Burjuva zevklerinin ve tembelliğinin karşısına dikilen, barbarca çılgınlık nöbetlerinin çığırından çıkmasını, kapitalist cephe de vahşice önlemeye çalışıyordu. Ama bu devrimci patlamaları bastırmış olsalar da; proletaryanın akıl almaz fikrini, karnı tok, avare sınıflara da çalışmayı kabul ettirme arzusunu, gerçekleştirdikleri dev katliamların kanında boğamayacaklarının da farkındaydılar. Aslında üretmeyen ama emek isteyen; ulusal muhafızları, polisleri, yargıçları, gardiyanları zahmetle besleyip, yanlarında bu felaketleri önlemek için tuttuklarının da farkındaydılar. Modern orduların niteliği hakkındaki illüzyonu daha fazla saklayamazlar. Paris ve Lyon kaleleri nasıl ki şehri yabancıya karşı korumak için inşa edilmeyip, ayaklanma durumunda isyanı bastırmak için inşa edildiyse, bu orduların devamlılığının da her zaman için amacı “içerideki düşmanı” bastırmaktır. Ve eğer yadsınamayacak bir örnek vermek gerekirse Belçika ordusunu bir düşünmek gerekir. Avrupalı otoriteler tarafından tarafsızlığına kefil olunmuş, kapitalizm cenneti! Ve bununla birlikte ordusu nüfusuyla orantılı olarak bakıldığında en güçlü ordulardan biridir. Cesur Belçika ordusunun şanlı muharebelerini gerçekleştirdikleri yerler Borinage ve Charleroi ovaları; Belçikalı subaylar orada silahsız işçilerin ve madencilerin kanlarında kılıçlarını yıkıyorlar ardından apoletlerine yenilerini ekliyorlar.

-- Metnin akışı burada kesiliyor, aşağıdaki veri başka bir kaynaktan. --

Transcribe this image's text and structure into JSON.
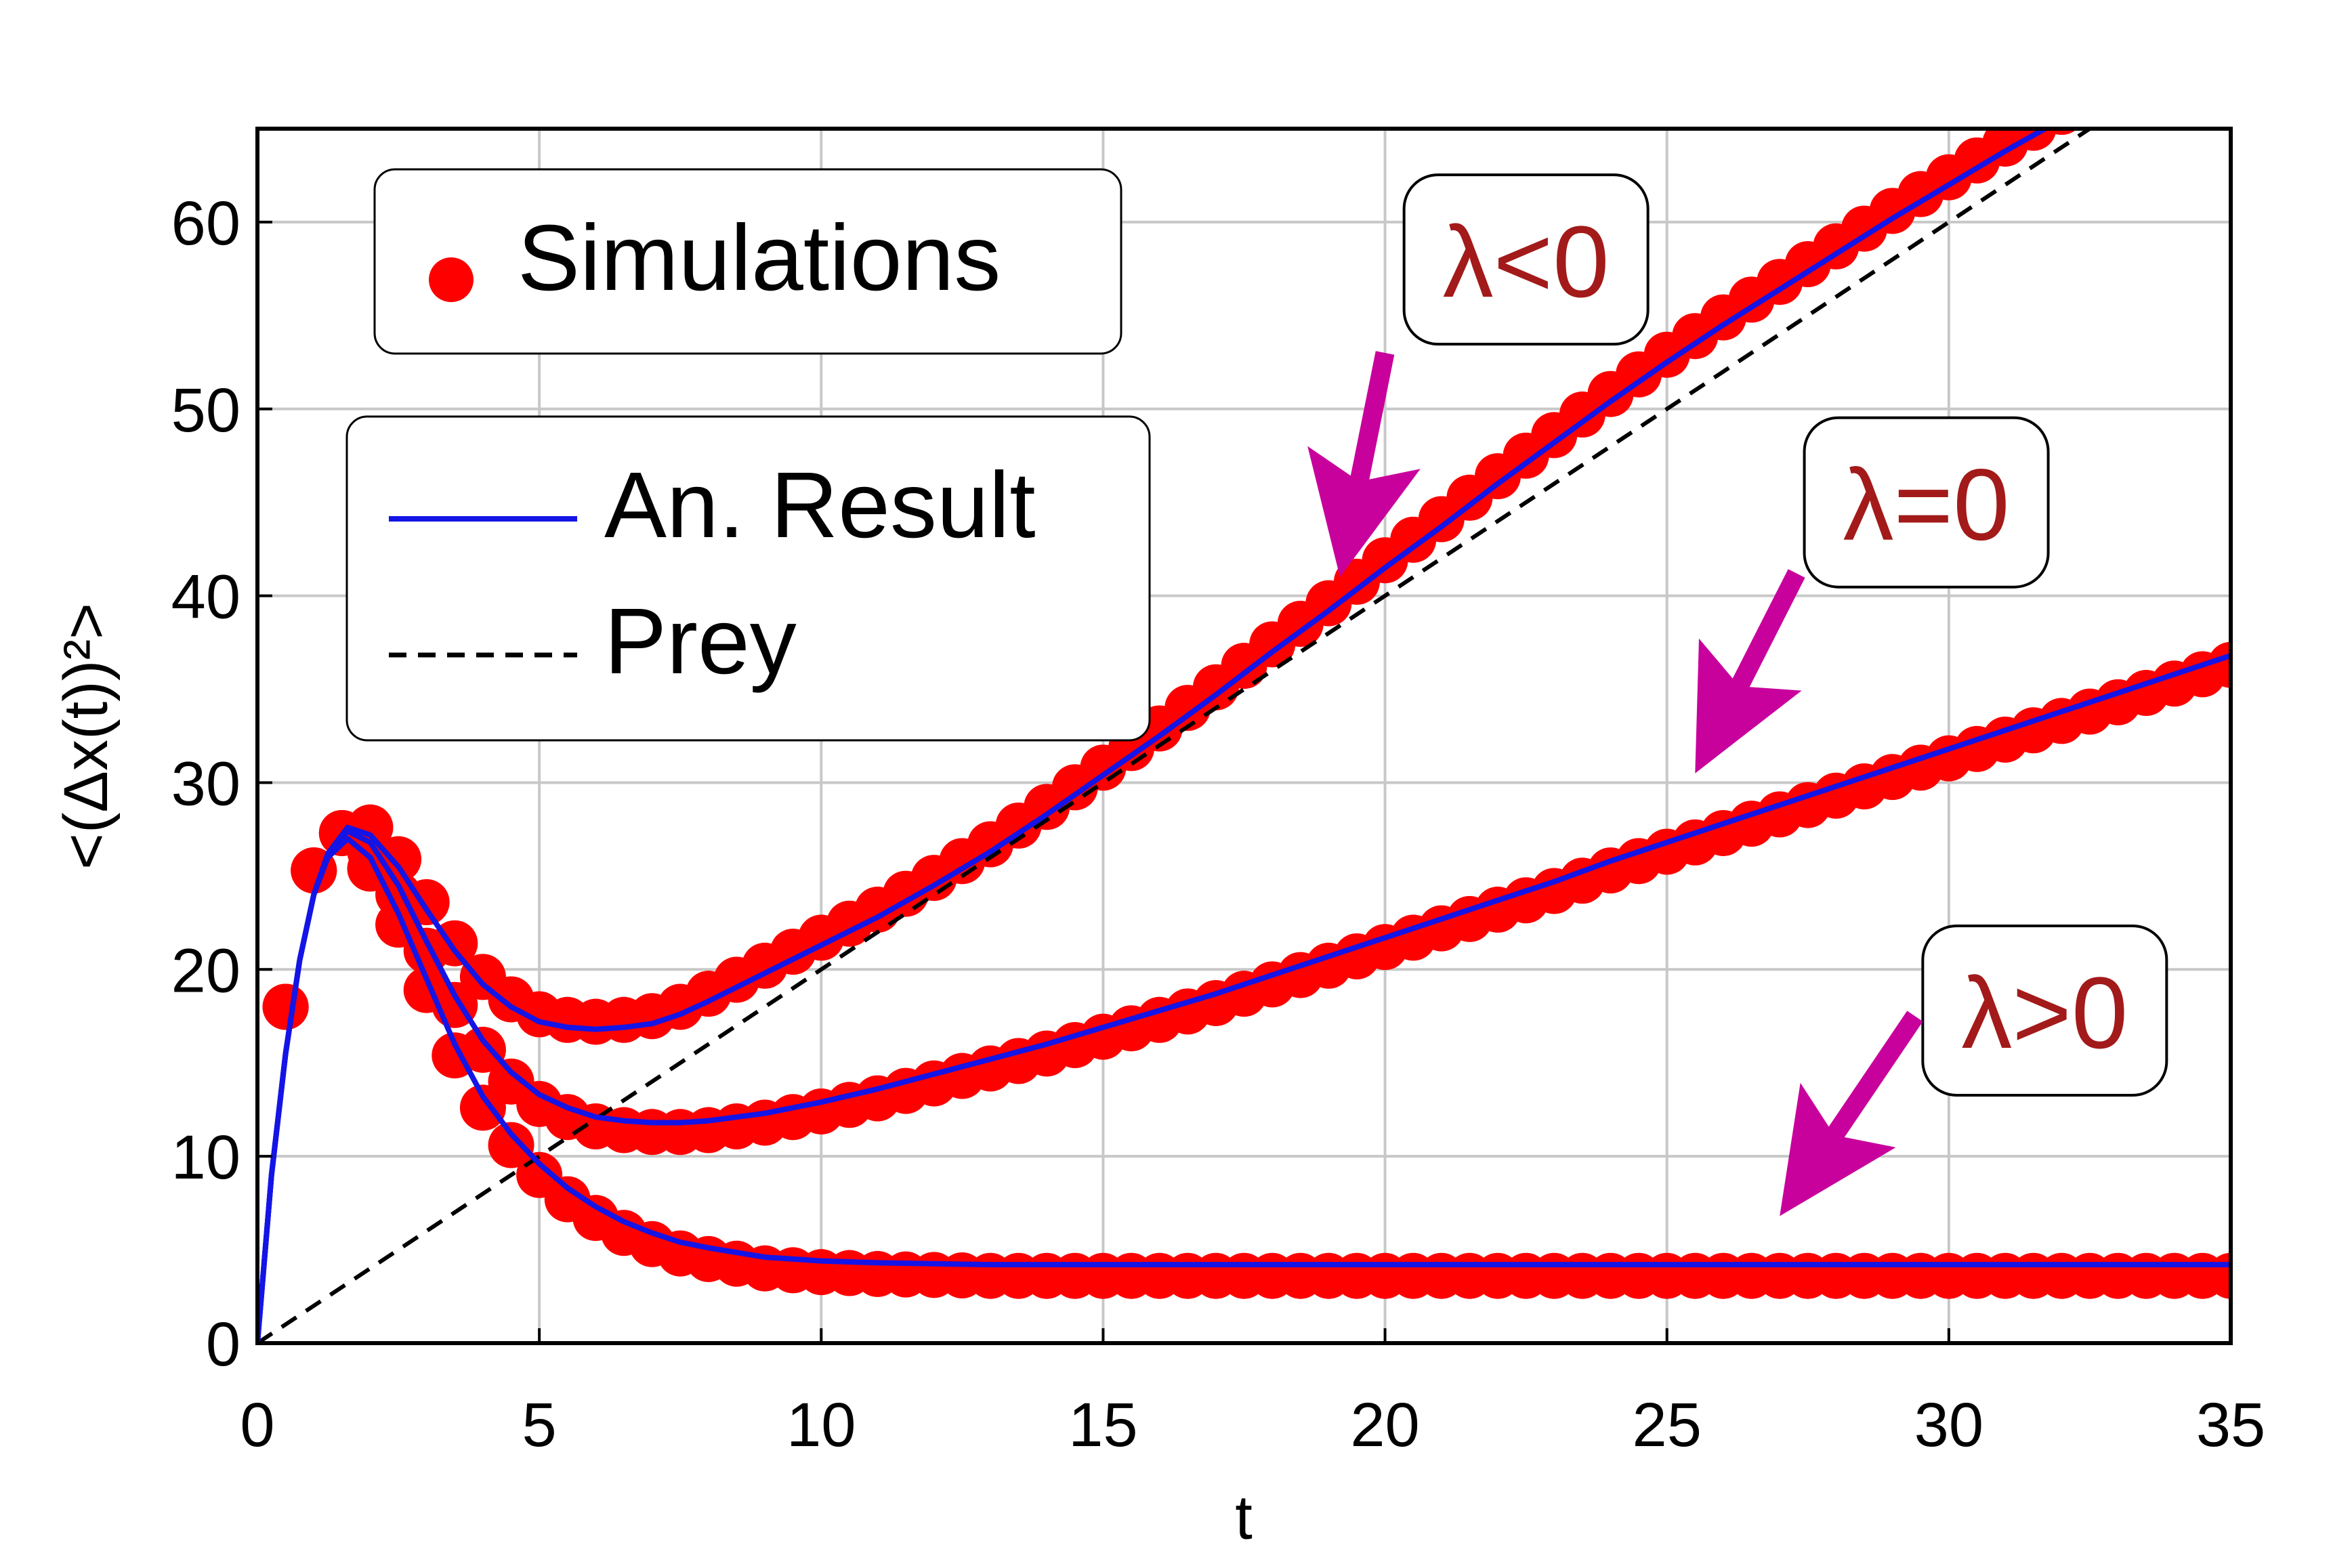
{
  "chart_data": {
    "type": "line",
    "xlabel": "t",
    "ylabel": "<(Δx(t))²>",
    "xlim": [
      0,
      35
    ],
    "ylim": [
      0,
      65
    ],
    "xticks": [
      "0",
      "5",
      "10",
      "15",
      "20",
      "25",
      "30",
      "35"
    ],
    "yticks": [
      "0",
      "10",
      "20",
      "30",
      "40",
      "50",
      "60"
    ],
    "grid": true,
    "legend": [
      {
        "label": "Simulations",
        "placement": "top-left"
      },
      {
        "label": "An. Result",
        "placement": "upper-left"
      },
      {
        "label": "Prey",
        "placement": "upper-left"
      }
    ],
    "series": [
      {
        "name": "Prey",
        "style": "dashed",
        "color": "#000000",
        "x": [
          0,
          5,
          10,
          15,
          20,
          25,
          30,
          33.5
        ],
        "y": [
          0,
          10,
          20,
          30,
          40,
          50,
          60,
          67
        ]
      },
      {
        "name": "An. Result",
        "case": "λ<0",
        "color": "#1414e6",
        "x": [
          0,
          0.25,
          0.5,
          0.75,
          1,
          1.25,
          1.6,
          2,
          2.5,
          3,
          3.5,
          4,
          4.5,
          5,
          5.5,
          6,
          6.5,
          7,
          7.5,
          8,
          9,
          10,
          11,
          12,
          13,
          14,
          15,
          16,
          17,
          18,
          19,
          20,
          21,
          22,
          23,
          24,
          25,
          26,
          27,
          28,
          29,
          30,
          31,
          32,
          33,
          34,
          35
        ],
        "y": [
          0,
          9,
          15.5,
          20.5,
          24,
          26.2,
          27.6,
          27.2,
          25.5,
          23.2,
          21,
          19.2,
          18,
          17.2,
          16.9,
          16.8,
          16.9,
          17.1,
          17.6,
          18.3,
          19.8,
          21.3,
          22.8,
          24.5,
          26.3,
          28.3,
          30.4,
          32.5,
          34.7,
          37,
          39.2,
          41.5,
          43.7,
          46,
          48.2,
          50.4,
          52.5,
          54.5,
          56.4,
          58.3,
          60.2,
          62,
          63.8,
          65.5,
          67.2,
          68.8,
          70.4
        ]
      },
      {
        "name": "An. Result",
        "case": "λ=0",
        "color": "#1414e6",
        "x": [
          0,
          0.25,
          0.5,
          0.75,
          1,
          1.25,
          1.6,
          2,
          2.5,
          3,
          3.5,
          4,
          4.5,
          5,
          5.5,
          6,
          6.5,
          7,
          7.5,
          8,
          9,
          10,
          11,
          12,
          13,
          14,
          15,
          16,
          17,
          18,
          19,
          20,
          21,
          22,
          23,
          24,
          25,
          26,
          27,
          28,
          29,
          30,
          31,
          32,
          33,
          34,
          35
        ],
        "y": [
          0,
          9,
          15.5,
          20.5,
          24,
          26.2,
          27.4,
          26.8,
          24.5,
          21.5,
          18.6,
          16.2,
          14.5,
          13.3,
          12.6,
          12.1,
          11.9,
          11.8,
          11.8,
          11.9,
          12.3,
          12.9,
          13.6,
          14.4,
          15.2,
          16,
          16.9,
          17.8,
          18.7,
          19.7,
          20.7,
          21.7,
          22.7,
          23.7,
          24.7,
          25.8,
          26.8,
          27.8,
          28.8,
          29.8,
          30.8,
          31.8,
          32.8,
          33.8,
          34.8,
          35.8,
          36.8
        ]
      },
      {
        "name": "An. Result",
        "case": "λ>0",
        "color": "#1414e6",
        "x": [
          0,
          0.25,
          0.5,
          0.75,
          1,
          1.25,
          1.6,
          2,
          2.5,
          3,
          3.5,
          4,
          4.5,
          5,
          5.5,
          6,
          6.5,
          7,
          7.5,
          8,
          9,
          10,
          11,
          12,
          13,
          14,
          15,
          16,
          17,
          18,
          19,
          20,
          21,
          22,
          23,
          24,
          25,
          26,
          27,
          28,
          29,
          30,
          31,
          32,
          33,
          34,
          35
        ],
        "y": [
          0,
          9,
          15.5,
          20.5,
          24,
          26,
          27,
          26,
          23,
          19.5,
          16,
          13.2,
          11.2,
          9.6,
          8.3,
          7.3,
          6.5,
          5.9,
          5.4,
          5.1,
          4.6,
          4.4,
          4.3,
          4.25,
          4.2,
          4.2,
          4.2,
          4.2,
          4.2,
          4.2,
          4.2,
          4.2,
          4.2,
          4.2,
          4.2,
          4.2,
          4.2,
          4.2,
          4.2,
          4.2,
          4.2,
          4.2,
          4.2,
          4.2,
          4.2,
          4.2,
          4.2
        ]
      }
    ],
    "simulations": {
      "name": "Simulations",
      "color": "#ff0000",
      "start": [
        [
          0.5,
          18
        ],
        [
          1,
          25.3
        ],
        [
          1.5,
          27.3
        ]
      ],
      "offsets": [
        -0.4,
        0.5,
        0.6
      ]
    },
    "annotations": [
      {
        "text": "λ<0",
        "x": 22.5,
        "y": 58,
        "arrow_from": [
          20.0,
          53
        ],
        "arrow_to": [
          19.2,
          41
        ]
      },
      {
        "text": "λ=0",
        "x": 29.6,
        "y": 45,
        "arrow_from": [
          27.3,
          41.2
        ],
        "arrow_to": [
          25.5,
          30.5
        ]
      },
      {
        "text": "λ>0",
        "x": 31.7,
        "y": 17.8,
        "arrow_from": [
          29.4,
          17.5
        ],
        "arrow_to": [
          27.0,
          6.8
        ]
      }
    ]
  }
}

Avrupa uluslarının, ulusal orduları yok, lakin paralı orduları var; iplik fabrikalarında, maden ocaklarında onlarca saate mahkum edilmek istenen halkın öfke nöbetlerine karşı kapitalistleri koruyorlar.

Bu demek oluyor ki; işçi sınıfı kendi boğazından kısarken, aşırı tüketmeye terkedilmiş burjuvazinin karnını oldukça şişirmiş.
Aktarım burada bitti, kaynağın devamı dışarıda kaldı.